Martin Luther King's Manic-Depressive Illness: A Source of His Greatness and Despair

Nassir Ghaemi, MD, MPH


October 26, 2015

In This Article

The Weight of the World

Few doubt that Martin Luther King, Jr, was a wonderful leader, and that his nonviolent philosophy is important for our world. But his example has not been followed well. One reason may be that we don't understand what he meant by his nonviolent approach. One way to get at that approach would be through better understanding of the psychology of nonviolence, and one avenue might be through appreciating the role of depression in that psychology. It has been shown that depression enhances empathy, and Dr King's politics can be seen as that of radical empathy, even toward one's enemies. He didn't wish to end segregation alone, but rather to end racism by changing the mind of a racist culture.

To begin to understand this psychology of nonviolence, we can ask the question of whether or not Dr King himself ever experienced depression. This is not meant to diminish him or his achievements, but to better appreciate how great he was, and to see that his depression could be viewed as a source of his greatness as well as of his despair.

In late 1967, Martin Luther King Jr was sitting around the dining room table in the upper Manhattan brownstone of his personal physician, Dr Arthur Logan, who had a serious concern: "Martin, I think you're depressed," he said. "I think you would benefit from specialist treatment by a psychiatrist."

Dr King looked around the room. His two close advisers, Stanley Levison and Clarence Jones, heard the medical advice with discouragement. Levison, Dr King's closest white adviser and a former Communist Party activist, was very influential. King trusted Levison's political instincts. Jones, much younger than the other men, was very close to Levison and had become King's personal lawyer.

So there they were: King's personal doctor, his lawyer, and his closest political tactician, struggling with the idea of what to do about King's clinical depression. That he was very depressed, no one in the room doubted. For about a year, King had become the opposite of his usual self. Before, he had been bubbly and upbeat; now he was morose. Before, he had been optimistic; now he was fatalistic, convinced not only that he would die soon but also concerned that the whole civil rights movement would prove to be a failure. Before, he had been high energy, needing only 4-5 hours of sleep nightly and yet able to handle massive amounts of air travel and speechifying; now, though he kept up the same busy schedule, he was exhausted most of the time. Increasingly, he turned to alcohol for support, with multiple glasses of hard liquor having become a nightly norm. He had increased his cigarette smoking. He was engaged in even more sexually impulsive activity than previously.
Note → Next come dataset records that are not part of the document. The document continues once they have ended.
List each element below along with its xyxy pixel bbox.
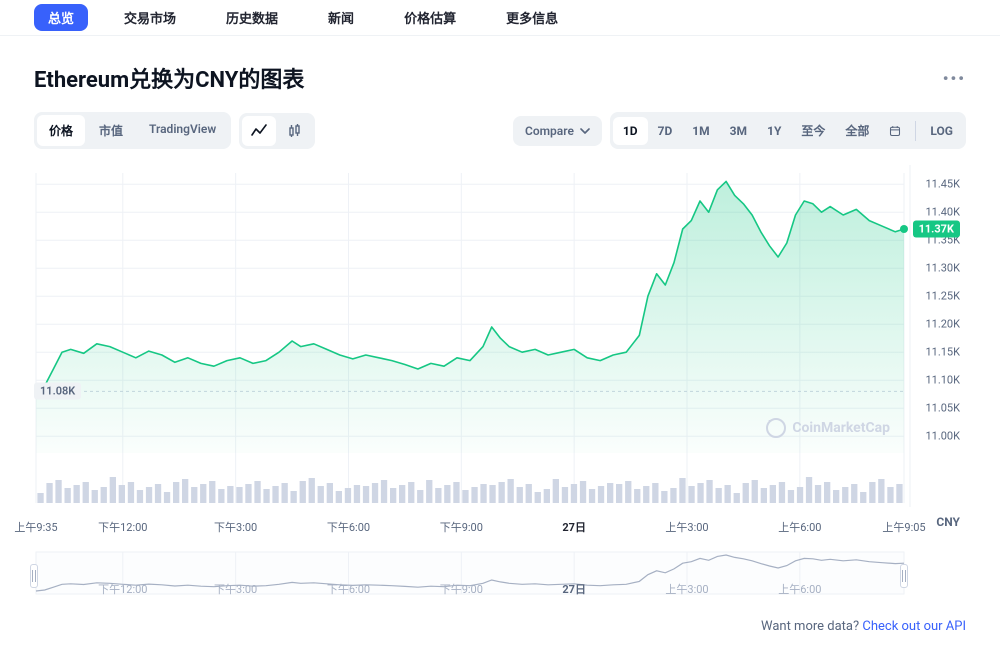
nav-tab-news[interactable]: 新闻 [314,4,368,31]
range-ytd[interactable]: 至今 [791,115,835,146]
nav-tab-price-est[interactable]: 价格估算 [390,4,470,31]
y-tick-label: 11.40K [925,206,960,219]
nav-tab-markets[interactable]: 交易市场 [110,4,190,31]
range-all[interactable]: 全部 [835,115,879,146]
view-tab-tradingview[interactable]: TradingView [137,115,228,146]
calendar-button[interactable] [879,116,911,146]
y-tick-label: 11.25K [925,290,960,303]
x-tick-label: 下午12:00 [98,519,147,535]
brush-x-tick-label: 下午9:00 [440,581,483,597]
x-tick-label: 上午3:00 [665,519,708,535]
range-3m[interactable]: 3M [720,117,757,145]
range-1y[interactable]: 1Y [757,117,791,145]
compare-label: Compare [525,124,574,138]
x-tick-label: 27日 [562,519,586,535]
watermark-text: CoinMarketCap [792,420,890,436]
range-7d[interactable]: 7D [648,117,683,145]
brush-x-tick-label: 下午12:00 [98,581,147,597]
y-tick-label: 11.10K [925,374,960,387]
more-menu-button[interactable]: ••• [943,69,966,88]
view-tab-marketcap[interactable]: 市值 [87,115,135,146]
nav-tab-historical[interactable]: 历史数据 [212,4,292,31]
y-tick-label: 11.45K [925,178,960,191]
y-tick-label: 11.30K [925,262,960,275]
y-tick-label: 11.20K [925,318,960,331]
nav-tab-overview[interactable]: 总览 [34,4,88,31]
range-1m[interactable]: 1M [682,117,719,145]
calendar-icon [889,123,901,139]
brush-x-tick-label: 上午6:00 [778,581,821,597]
x-tick-label: 下午6:00 [327,519,370,535]
x-tick-label: 上午6:00 [778,519,821,535]
y-tick-label: 11.05K [925,402,960,415]
y-tick-label: 11.00K [925,430,960,443]
watermark-logo-icon [766,418,786,438]
nav-tab-more[interactable]: 更多信息 [492,4,572,31]
footer-text: Want more data? [761,619,862,634]
top-nav: 总览 交易市场 历史数据 新闻 价格估算 更多信息 [0,0,1000,36]
current-price-badge: 11.37K [913,221,960,238]
api-link[interactable]: Check out our API [862,619,966,634]
separator [915,121,916,141]
y-tick-label: 11.15K [925,346,960,359]
range-segment: 1D 7D 1M 3M 1Y 至今 全部 LOG [610,112,966,149]
chevron-down-icon [580,126,590,136]
x-tick-label: 上午9:05 [882,519,925,535]
log-toggle[interactable]: LOG [920,117,963,145]
chart-type-segment [239,113,315,149]
brush-handle-right[interactable] [900,564,908,588]
brush-x-tick-label: 上午3:00 [665,581,708,597]
price-chart[interactable]: CoinMarketCap 11.00K 11.05K 11.10K 11.15K 11… [34,163,960,543]
x-tick-label: 下午9:00 [440,519,483,535]
range-1d[interactable]: 1D [613,117,648,145]
brush-x-tick-label: 27日 [562,581,586,597]
time-brush[interactable]: 下午12:00 下午3:00 下午6:00 下午9:00 27日 上午3:00 上午6:00 [34,551,960,601]
x-tick-label: 下午3:00 [214,519,257,535]
candlestick-icon[interactable] [278,116,312,146]
footer: Want more data? Check out our API [0,609,1000,634]
page-title: Ethereum兑换为CNY的图表 [34,62,304,94]
brush-x-tick-label: 下午6:00 [327,581,370,597]
compare-button[interactable]: Compare [513,116,602,146]
x-tick-label: 上午9:35 [14,519,57,535]
brush-handle-left[interactable] [30,564,38,588]
line-chart-icon[interactable] [242,116,276,146]
view-tab-price[interactable]: 价格 [37,115,85,146]
view-segment: 价格 市值 TradingView [34,112,231,149]
watermark: CoinMarketCap [766,418,890,438]
open-price-badge: 11.08K [34,383,81,400]
currency-label: CNY [936,515,960,529]
brush-x-tick-label: 下午3:00 [214,581,257,597]
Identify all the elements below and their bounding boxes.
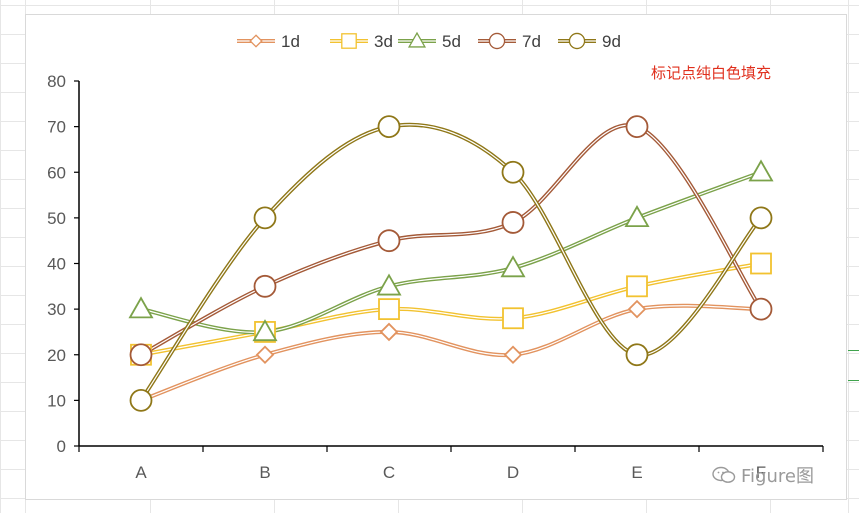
chart-legend: 1d 3d 5d 7d 9d: [237, 31, 621, 51]
legend-label-9d: 9d: [602, 32, 621, 51]
selection-mark-upper: [848, 350, 859, 351]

Most of all, he knew he would be killed, and he was expecting it constantly around the next corner. He was ready to die, expected to die, and almost seemed to want it.

The fact that Dr King was severely down, even clinically depressed, has been established by prior historians. Most observers rationalize King's depression by describing the many stresses of his life: the civil rights movement was in danger indeed—threatened by the Black Power movement on its left and, ever since Dr King came out strongly against the Vietnam War, deserted by President Lyndon Johnson and the liberal Democratic establishment on its right. King's poll numbers had fallen drastically, such that less than one third of the American public had a positive opinion of him. He was receiving more and more death threats. He knew he was risking his life daily, and for what? No one seemed to be listening to him anymore. In short, he had plenty of reasons to be depressed.